Da un’intervista in 17 domande per una Rivista che ora non nomino, estraggo due risposte, la 1. e la 11.
1. Come è arrivata alla scelta di questo mestiere?
Risposta
Diverse tappe anche precoci (non faccio autobiografia) mi hanno condotto alla sua soglia, fino a fornirmi del divano:
l’ultima tappa la devo a una dolce forzatura, quella della mia prima paziente che era una deliziosa isterica, la quale si è sbattuta sul divano obbligando me a sbattermi sulla poltrona.
11. Qual è la sua personale concezione dell’esistenza: che la vita abbia un senso, che origine e destino dell’uomo siano, anche se misteriosamente, trascendenti; o, per quel che riguarda il destino individuale di ciascuno, tutto si esaurisca nel percorso tra la nascita e la morte? Che rapporto può
esserci, se ritiene ci sia, tra la sua concezione esistenziale e la sua concezione della terapia?
Risposta
Wow! che domande!
Non ho nessuna concezione dell’esistenza, detta una volta “Weltanschauung”, di cui Freud diceva che la psicoanalisi ne è esente.
Dopo l’esistenzialismo la parola “esistenza” mi annoia e stacco l’audio.
Alla parola “senso” riconosco un solo significato, quello di senso del moto, ovviamente corporeo, senza il quale la parola “senso” non ha … senso.

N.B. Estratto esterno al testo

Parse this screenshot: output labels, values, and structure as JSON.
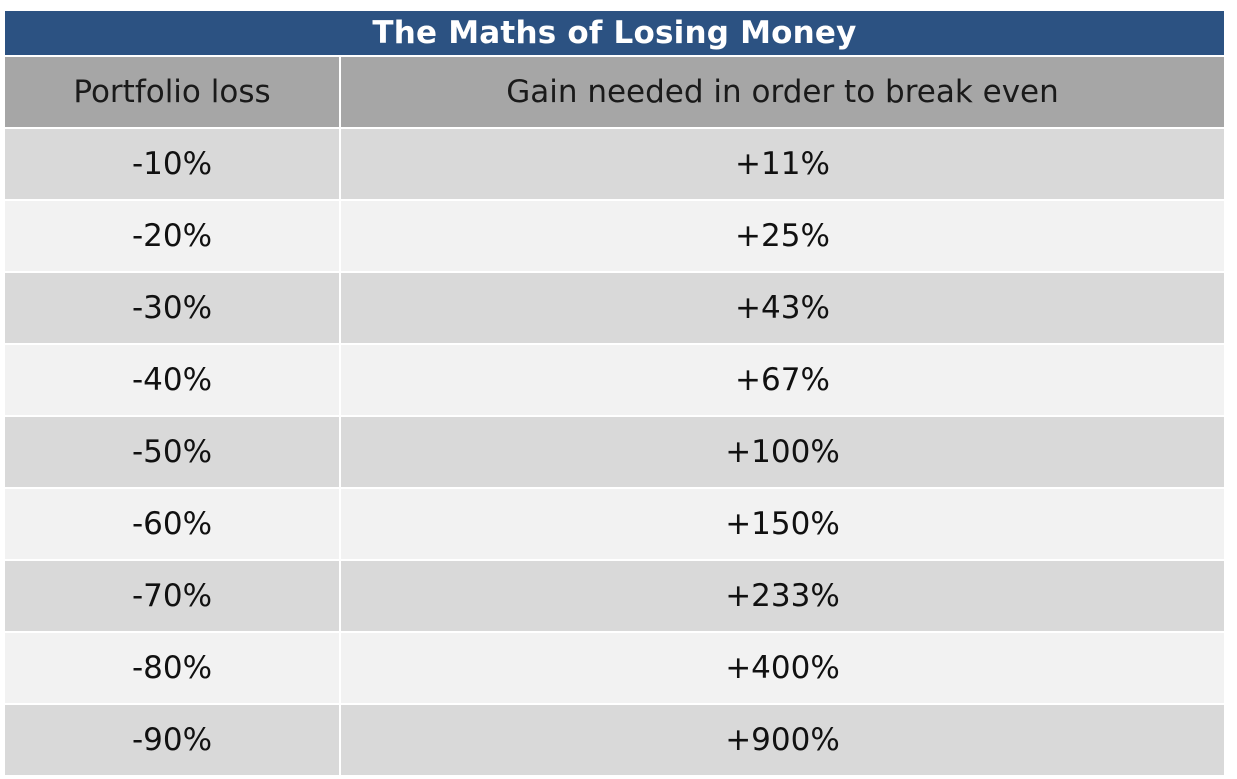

E “pulsione” significa legge di moto, che avrà tante forme e de-forme, altrettanti “destini” tutti privi di predestinazione naturale o sopranaturale.
Rifiuto l’idea di origine (“Da dove veniamo?”, al diavolo!, wow!) mentre tengo il concetto di fonte.
“Mistero” può anche starci, ma solo se designa un concetto nitido, quello di un’esistenza senza causa.
Quanto a “trascendente”, non ne rifiuto il concetto solo se è quello di legge di moto dei corpi umani ossia di “pulsione” che non esiste in natura cioè la trascende, è positiva cioè posta (da una o più fonti).
Quanto all’“arco della vita” cioè tra-nascita-e-morte, questa è solo l’antica “manfrina” della Sfinge di Tebe, e anche Edipo c’è cascato:
se prendo l’intervallo temporale in cui sto scrivendo queste righe, il suo segmento non è circolare, non si colloca affatto su quell’arco, non sta tra la mia nascita e la mia morte:
se il mio biografo lo descrivesse così sbaglierebbe tutto sul mio conto.
Invece la mia vita ricapitola l’intera umanità come diceva Freud (“l’ontogenesi ricapitola la filogenesi”).
Se qualcuno mi offrisse la “vita eterna”, farei come il cliente di un commerciante, cioè prima vorrei esaminare con cura l’articolo offerto:
se fosse senza garanzia riguardo all’angoscia declinerei cortesemente.
Dunque non c’è nessun rapporto tra la mia concezione della terapia (guarigione dalla necessità dell’angoscia), e la mia concezione esistenziale semplicemente perché questa non la ho (diciamo che non sono kierkegaardiano, né barocco).
Poiché non ho nulla da nascondere, aggiungo che io freudiano ho mantenuto il legame col cristianesimo, e ciò per una razionalità semplice:
che Cristo (non sto dichiarando né proponendo fede) nella sua definita legge di moto o senso non era religioso, non aveva credenze, non era metafisicamente greco, rifiutava l’amore come innamoramento o narcisismo, non aveva Weltanschauung, proponeva la vita umana come profitto a partire da lui, e dichiarava la sua eventuale “vita eterna” da uomo come esente dall’angoscia.
Non mi sembra di avere parlato da chierichetto cresciuto, come quasi tutti oggi.